The final pitted three-time winners Bayern Munich of Germany against Spanish club Valencia, who were appearing in their second consecutive final, with Bayern winning 5–4 on penalties after the two teams could not be separated through 90 minutes and extra time. Bayern reached the final by knocking out the competition's last two champions – Manchester United (who had beaten Bayern in the 1999 final) and Real Madrid, who beat Valencia in 2000. Valencia, meanwhile, had to play two English sides en route to the final, first beating Arsenal then Leeds United. The other teams involved in the knockout stage were Galatasaray of Turkey and Deportivo La Coruña of Spain.

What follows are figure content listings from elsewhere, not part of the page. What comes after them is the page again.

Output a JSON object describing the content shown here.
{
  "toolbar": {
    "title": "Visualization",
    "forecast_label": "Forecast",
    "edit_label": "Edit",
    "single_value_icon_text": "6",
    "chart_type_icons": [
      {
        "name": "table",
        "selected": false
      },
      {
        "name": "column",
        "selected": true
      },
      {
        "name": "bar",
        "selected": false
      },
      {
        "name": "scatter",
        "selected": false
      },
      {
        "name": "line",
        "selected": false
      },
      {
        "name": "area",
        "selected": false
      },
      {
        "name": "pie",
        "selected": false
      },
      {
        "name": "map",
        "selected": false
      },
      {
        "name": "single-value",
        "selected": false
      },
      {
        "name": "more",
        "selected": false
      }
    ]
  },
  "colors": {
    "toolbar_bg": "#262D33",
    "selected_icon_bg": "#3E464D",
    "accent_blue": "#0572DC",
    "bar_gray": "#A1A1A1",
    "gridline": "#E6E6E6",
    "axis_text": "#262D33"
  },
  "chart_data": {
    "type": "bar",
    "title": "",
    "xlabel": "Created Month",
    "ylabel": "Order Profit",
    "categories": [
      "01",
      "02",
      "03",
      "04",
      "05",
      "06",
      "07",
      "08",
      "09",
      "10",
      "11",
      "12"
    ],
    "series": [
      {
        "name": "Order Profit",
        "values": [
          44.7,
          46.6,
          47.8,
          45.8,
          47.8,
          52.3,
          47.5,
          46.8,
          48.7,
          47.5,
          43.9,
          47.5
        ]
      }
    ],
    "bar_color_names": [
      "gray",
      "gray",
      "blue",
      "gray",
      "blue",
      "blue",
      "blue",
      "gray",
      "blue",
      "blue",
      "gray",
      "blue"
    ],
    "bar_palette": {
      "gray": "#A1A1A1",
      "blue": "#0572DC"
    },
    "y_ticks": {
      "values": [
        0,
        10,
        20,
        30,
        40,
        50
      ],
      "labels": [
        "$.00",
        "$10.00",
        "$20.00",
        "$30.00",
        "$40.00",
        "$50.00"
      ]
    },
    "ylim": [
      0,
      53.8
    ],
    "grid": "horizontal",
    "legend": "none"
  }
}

Times are CEST, as listed by UEFA.

==Qualified teams==
The knockout staged involved the eight teams which qualified as winners and runners-up of each of the four groups in the second group stage.

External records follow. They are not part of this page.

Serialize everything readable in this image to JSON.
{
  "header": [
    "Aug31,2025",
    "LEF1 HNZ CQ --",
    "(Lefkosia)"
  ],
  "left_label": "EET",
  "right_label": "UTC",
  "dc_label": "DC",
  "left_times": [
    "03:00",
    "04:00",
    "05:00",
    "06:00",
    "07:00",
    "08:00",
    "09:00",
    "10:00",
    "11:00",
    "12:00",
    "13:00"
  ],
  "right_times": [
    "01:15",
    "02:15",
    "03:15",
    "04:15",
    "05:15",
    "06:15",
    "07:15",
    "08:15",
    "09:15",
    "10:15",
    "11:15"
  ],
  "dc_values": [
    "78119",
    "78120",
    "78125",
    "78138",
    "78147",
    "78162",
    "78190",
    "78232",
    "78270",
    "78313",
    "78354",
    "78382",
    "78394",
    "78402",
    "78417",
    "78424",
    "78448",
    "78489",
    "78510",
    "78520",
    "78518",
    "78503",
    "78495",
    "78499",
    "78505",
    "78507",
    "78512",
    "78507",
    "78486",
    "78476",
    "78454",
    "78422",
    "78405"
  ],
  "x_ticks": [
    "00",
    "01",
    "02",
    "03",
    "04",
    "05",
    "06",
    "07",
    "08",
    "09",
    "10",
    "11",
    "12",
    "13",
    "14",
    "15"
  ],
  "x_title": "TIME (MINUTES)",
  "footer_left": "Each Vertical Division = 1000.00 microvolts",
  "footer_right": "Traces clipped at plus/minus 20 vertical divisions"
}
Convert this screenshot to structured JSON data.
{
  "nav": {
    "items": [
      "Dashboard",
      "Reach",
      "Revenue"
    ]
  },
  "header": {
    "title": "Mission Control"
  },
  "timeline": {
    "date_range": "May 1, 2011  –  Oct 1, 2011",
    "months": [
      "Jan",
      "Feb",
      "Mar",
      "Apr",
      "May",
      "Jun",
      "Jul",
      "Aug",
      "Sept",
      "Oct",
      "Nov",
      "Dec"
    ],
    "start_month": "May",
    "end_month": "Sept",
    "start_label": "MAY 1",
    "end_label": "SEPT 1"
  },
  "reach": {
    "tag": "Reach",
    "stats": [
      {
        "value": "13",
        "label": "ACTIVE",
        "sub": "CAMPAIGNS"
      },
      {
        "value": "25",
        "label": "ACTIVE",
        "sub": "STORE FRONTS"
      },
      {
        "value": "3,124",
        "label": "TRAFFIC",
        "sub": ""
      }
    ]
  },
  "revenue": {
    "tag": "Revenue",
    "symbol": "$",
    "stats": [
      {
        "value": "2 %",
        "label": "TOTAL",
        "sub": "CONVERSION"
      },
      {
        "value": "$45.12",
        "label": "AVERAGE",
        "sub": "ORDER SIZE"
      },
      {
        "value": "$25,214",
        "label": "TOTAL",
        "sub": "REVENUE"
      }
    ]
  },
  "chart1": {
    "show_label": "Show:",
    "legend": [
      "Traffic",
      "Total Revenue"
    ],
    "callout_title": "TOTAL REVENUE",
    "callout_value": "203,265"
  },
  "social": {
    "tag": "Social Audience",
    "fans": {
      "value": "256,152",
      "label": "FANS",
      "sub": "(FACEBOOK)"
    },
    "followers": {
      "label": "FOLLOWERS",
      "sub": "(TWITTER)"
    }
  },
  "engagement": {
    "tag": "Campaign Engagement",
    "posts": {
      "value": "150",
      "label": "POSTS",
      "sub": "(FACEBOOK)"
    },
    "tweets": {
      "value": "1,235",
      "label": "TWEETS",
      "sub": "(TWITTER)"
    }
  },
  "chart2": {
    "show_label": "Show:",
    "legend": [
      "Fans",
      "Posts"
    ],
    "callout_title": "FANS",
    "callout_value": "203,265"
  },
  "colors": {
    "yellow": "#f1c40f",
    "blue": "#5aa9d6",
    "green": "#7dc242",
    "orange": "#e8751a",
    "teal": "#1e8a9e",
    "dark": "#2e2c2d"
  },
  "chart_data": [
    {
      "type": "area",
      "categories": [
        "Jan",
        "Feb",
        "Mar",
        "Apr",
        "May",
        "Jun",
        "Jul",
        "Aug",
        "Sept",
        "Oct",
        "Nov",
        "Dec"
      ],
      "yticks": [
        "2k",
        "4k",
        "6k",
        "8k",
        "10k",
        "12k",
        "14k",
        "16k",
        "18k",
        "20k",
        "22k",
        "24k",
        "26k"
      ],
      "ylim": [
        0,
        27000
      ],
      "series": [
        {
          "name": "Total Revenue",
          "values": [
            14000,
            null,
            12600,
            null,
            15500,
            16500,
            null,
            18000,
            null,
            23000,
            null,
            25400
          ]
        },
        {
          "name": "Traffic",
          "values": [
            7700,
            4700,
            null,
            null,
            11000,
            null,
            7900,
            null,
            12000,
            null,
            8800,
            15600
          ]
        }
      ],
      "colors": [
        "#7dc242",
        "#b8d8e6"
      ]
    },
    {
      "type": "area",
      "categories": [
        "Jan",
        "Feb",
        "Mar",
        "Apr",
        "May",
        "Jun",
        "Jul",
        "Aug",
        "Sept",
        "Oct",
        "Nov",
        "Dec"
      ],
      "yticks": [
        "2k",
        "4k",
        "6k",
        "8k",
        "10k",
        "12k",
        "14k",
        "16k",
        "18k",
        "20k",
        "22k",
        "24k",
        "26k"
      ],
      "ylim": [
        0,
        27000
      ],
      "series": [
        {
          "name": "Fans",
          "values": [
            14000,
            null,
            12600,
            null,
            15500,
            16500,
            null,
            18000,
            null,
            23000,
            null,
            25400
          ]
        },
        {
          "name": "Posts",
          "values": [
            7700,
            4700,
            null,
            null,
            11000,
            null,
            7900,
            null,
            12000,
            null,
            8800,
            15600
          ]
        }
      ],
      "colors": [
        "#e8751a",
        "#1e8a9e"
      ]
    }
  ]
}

| Group | Winners (seeded in round of 16 draw) | Runners-up (unseeded in round of 16 draw) |
|---|---|---|
| A | Valencia | Manchester United |
| B | Deportivo La Coruña | Galatasaray |
| C | Bayern Munich | Arsenal |
| D | Real Madrid | Leeds United |

==Quarter-finals==

===Summary===

| Team 1 | Agg. Tooltip Aggregate score | Team 2 | 1st leg | 2nd leg |
|---|---|---|---|---|
| Leeds United | 3–2 | Deportivo La Coruña | 3–0 | 0–2 |
| Arsenal | 2–2 (a) | Valencia | 2–1 | 0–1 |
| Galatasaray | 3–5 | Real Madrid | 3–2 | 0–3 |
| Manchester United | 1–3 | Bayern Munich | 0–1 | 1–2 |

===Matches===

Leeds United 3-0 Deportivo La Coruña
  Leeds United: Harte 26', Smith 51', Ferdinand 66'

Deportivo La Coruña 2-0 Leeds United
  Deportivo La Coruña: Djalminha 9' (pen.), Tristán 73'
Leeds United won 3–2 on aggregate.
----

Arsenal 2-1 Valencia
  Arsenal: Henry 58', Parlour 60'
  Valencia: Ayala 41'

Valencia 1-0 Arsenal
  Valencia: Carew 75'
2–2 on aggregate; Valencia won on away goals.
----

Galatasaray 3-2 Real Madrid
  Galatasaray: Ümit 47' (pen.), Hasan Şaş 66', Jardel 75'
  Real Madrid: Helguera 33', Makélélé 43'

Real Madrid 3-0 Galatasaray
  Real Madrid: Raúl 15', 37', Helguera 28'
Real Madrid won 5–3 on aggregate.
----

Manchester United 0-1 Bayern Munich
  Bayern Munich: Paulo Sérgio 86'

Bayern Munich 2-1 Manchester United
  Bayern Munich: Élber 5', Scholl 40'
  Manchester United: Giggs 49'
Bayern Munich won 3–1 on aggregate.

==Semi-finals==

===Summary===

| Team 1 | Agg. Tooltip Aggregate score | Team 2 | 1st leg | 2nd leg |
|---|---|---|---|---|
| Leeds United | 0–3 | Valencia | 0–0 | 0–3 |
| Real Madrid | 1–3 | Bayern Munich | 0–1 | 1–2 |

===Matches===

Leeds United 0-0 Valencia

Valencia 3-0 Leeds United
  Valencia: Juan Sánchez 16', 47', Mendieta 52'
Valencia won 3–0 on aggregate.
----

Real Madrid 0-1 Bayern Munich
  Bayern Munich: Élber 55'

Bayern Munich 2-1 Real Madrid
  Bayern Munich: Élber 8', Jeremies 34'
  Real Madrid: Figo 18'
Bayern Munich won 3–1 on aggregate.

==Final==

The final was played on 23 May 2001 at the San Siro in Milan, Italy.